The next day's Freedom front page revealed that hackers, who
it alleged were based in Southampton, UK, had accessed M'Bai's Yahoo
account and downloaded all of the sensitive information held therein –
now the Gambia's self-appointed media censors had taken their dirty
tricks campaign to the web.
But the episode was not without its own surprises for the regime itself, as shown when the name of the Observer's own news editor, Omar Bah, appeared in connection with the Freedom
publication. Bah promptly vanished, causing concern among friends and
colleagues until he resurfaced in neighbouring Senegal some days later.
So now that Gambia's press persecution
has become a regional issue, the question is what the region is
prepared to do about it – a question that became more pressing as
Banjul prepared to host the seventh African Union (AU) summit earlier
this month. For Jammeh's APRC government, the affair was a chance for
the small riverine state and its leaders to gain some much-needed
regional credibility, while a successful bid for recognition as a
regional statesman might bolster the Gambian president's stock at home
ahead of the elections. But for civil society activists and the
independent media, the event was a chance to highlight to the assembled
dignitaries the hazards they are exposed to daily. The government moved
to pre-empt such efforts, banning a rally of media rights organisations
set to be held at the location of Hydara's murder.

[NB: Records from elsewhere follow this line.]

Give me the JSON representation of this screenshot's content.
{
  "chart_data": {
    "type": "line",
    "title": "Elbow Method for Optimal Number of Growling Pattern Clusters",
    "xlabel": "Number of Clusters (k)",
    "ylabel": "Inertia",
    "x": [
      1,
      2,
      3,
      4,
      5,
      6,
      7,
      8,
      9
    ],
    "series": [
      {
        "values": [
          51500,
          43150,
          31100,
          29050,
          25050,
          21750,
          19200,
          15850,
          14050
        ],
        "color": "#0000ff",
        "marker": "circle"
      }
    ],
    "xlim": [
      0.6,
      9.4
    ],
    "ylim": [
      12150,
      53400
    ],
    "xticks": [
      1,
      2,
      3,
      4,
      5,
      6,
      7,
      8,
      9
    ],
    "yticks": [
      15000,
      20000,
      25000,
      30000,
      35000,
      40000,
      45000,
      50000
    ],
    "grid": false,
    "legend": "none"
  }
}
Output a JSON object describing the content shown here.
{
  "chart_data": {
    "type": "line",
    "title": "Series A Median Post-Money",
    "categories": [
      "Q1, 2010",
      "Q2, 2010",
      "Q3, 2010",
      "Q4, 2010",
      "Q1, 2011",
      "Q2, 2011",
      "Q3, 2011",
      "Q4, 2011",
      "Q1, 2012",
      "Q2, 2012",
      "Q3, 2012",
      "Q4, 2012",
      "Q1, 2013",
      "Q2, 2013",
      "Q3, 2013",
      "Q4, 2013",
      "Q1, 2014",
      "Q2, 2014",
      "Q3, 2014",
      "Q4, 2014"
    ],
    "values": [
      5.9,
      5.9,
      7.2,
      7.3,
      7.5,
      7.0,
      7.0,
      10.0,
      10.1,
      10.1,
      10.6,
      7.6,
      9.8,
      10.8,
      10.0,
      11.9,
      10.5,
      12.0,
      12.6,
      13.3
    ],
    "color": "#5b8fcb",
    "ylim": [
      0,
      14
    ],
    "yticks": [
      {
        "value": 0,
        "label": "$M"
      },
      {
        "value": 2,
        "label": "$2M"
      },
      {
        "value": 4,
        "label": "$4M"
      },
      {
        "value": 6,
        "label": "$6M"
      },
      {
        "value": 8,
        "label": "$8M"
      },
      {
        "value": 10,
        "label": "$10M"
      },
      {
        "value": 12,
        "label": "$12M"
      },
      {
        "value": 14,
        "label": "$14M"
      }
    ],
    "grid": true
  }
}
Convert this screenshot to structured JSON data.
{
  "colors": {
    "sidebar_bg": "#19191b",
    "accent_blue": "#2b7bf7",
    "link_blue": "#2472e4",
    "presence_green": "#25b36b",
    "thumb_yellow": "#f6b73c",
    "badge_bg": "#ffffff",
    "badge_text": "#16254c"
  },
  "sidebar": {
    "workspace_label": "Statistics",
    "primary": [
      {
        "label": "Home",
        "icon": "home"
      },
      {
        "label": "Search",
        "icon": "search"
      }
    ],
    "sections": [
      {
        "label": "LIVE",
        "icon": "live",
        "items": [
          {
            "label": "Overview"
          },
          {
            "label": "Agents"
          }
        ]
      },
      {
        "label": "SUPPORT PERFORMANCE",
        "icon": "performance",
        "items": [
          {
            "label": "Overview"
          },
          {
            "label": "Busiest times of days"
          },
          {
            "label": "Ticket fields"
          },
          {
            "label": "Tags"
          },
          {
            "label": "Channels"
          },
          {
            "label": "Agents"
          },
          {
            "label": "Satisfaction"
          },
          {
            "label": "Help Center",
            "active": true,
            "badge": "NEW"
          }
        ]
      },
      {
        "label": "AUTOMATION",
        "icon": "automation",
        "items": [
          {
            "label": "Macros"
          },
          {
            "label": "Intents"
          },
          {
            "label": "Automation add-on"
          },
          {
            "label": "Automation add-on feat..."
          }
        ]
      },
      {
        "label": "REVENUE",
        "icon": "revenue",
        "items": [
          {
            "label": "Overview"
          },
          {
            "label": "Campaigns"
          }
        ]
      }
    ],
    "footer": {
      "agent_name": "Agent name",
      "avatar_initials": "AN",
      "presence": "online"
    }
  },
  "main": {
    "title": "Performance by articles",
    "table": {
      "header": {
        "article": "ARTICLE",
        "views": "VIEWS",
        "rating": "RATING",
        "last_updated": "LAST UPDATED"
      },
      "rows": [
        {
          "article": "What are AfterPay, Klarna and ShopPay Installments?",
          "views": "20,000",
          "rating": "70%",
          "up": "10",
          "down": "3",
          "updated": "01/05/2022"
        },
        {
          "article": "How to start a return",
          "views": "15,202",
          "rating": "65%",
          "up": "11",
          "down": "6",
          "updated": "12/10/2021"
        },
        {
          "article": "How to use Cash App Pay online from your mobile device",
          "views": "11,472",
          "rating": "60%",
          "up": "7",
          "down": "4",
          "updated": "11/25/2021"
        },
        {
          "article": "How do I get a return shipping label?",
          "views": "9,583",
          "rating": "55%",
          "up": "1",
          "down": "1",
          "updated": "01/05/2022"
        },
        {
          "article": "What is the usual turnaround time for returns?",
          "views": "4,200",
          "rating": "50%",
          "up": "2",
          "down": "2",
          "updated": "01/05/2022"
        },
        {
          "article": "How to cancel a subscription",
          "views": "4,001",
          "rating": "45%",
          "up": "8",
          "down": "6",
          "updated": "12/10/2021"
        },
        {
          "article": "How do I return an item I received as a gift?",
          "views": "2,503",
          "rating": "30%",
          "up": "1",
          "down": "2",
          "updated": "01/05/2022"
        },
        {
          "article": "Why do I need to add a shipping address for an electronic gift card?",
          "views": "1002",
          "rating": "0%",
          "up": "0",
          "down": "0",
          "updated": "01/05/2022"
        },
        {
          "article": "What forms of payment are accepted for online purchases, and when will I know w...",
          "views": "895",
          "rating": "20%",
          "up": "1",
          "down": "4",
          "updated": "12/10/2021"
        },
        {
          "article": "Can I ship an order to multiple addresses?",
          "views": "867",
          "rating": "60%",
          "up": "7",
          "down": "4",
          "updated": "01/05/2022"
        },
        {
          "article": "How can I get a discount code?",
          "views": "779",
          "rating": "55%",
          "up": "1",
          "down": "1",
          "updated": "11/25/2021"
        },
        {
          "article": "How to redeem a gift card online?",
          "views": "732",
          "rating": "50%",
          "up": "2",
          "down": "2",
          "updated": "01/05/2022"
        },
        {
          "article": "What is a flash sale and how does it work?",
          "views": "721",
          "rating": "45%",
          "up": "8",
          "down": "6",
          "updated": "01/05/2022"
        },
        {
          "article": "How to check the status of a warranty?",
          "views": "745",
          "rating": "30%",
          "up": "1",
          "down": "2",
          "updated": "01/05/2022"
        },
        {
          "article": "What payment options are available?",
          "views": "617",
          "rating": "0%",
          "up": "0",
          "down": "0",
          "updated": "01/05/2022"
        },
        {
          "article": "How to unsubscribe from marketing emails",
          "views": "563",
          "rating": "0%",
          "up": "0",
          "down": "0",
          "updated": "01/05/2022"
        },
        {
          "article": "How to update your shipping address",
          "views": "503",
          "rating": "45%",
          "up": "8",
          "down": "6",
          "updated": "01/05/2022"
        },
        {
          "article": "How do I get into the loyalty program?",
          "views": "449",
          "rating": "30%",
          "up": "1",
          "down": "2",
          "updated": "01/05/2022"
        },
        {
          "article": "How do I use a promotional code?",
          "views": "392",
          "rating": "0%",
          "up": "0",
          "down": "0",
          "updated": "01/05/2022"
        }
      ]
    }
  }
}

But organisations based outside the country fared better: Reporters Sans Frontières
asked the question which went right to the heart of the matter. It
asked, in view of the "unacceptable treatment that press freedom has
received in Gambia for several years", was the AU prepared to let its
subsidiary rights body, the African Commission on Human and People's Rights (ACHPR)
remain based in the Gambian capital? The point throws into question the
whole issue of the AU's claims to credibility. While its predecessor
Organisation of African Unity (OAU), widely reviled as a dictators'
social club, was content to let the ACHPR wither on the vine as a
purely symbolic gesture of interest in rights, the AU has from
inception based its claims on a very different approach. The AU was
conceived of as a progressive continental community based on rules,
rights and shared values. Indeed, at the Banjul summit itself,
assembled leaders assented to the creation of an AU rights court to be
based in Tanzania. But in the event, the AU leaders left RSF's point
unaddressed. Perhaps the hosts successfully lobbied to keep it off the
agenda, or perhaps the people who matter decided to let it pass for
fear of derailing the meeting's other business. Or maybe there were
just too many others with their own reasons
not to highlight abuses of freedoms of speech. Either way, the issue
was left hanging in the air over the photo-opportunities and
handshakes. With that opportunity missed, and elections growing closer
by the day, the outlook is likely to continue deteriorating for
Gambia's remaining independent media voices.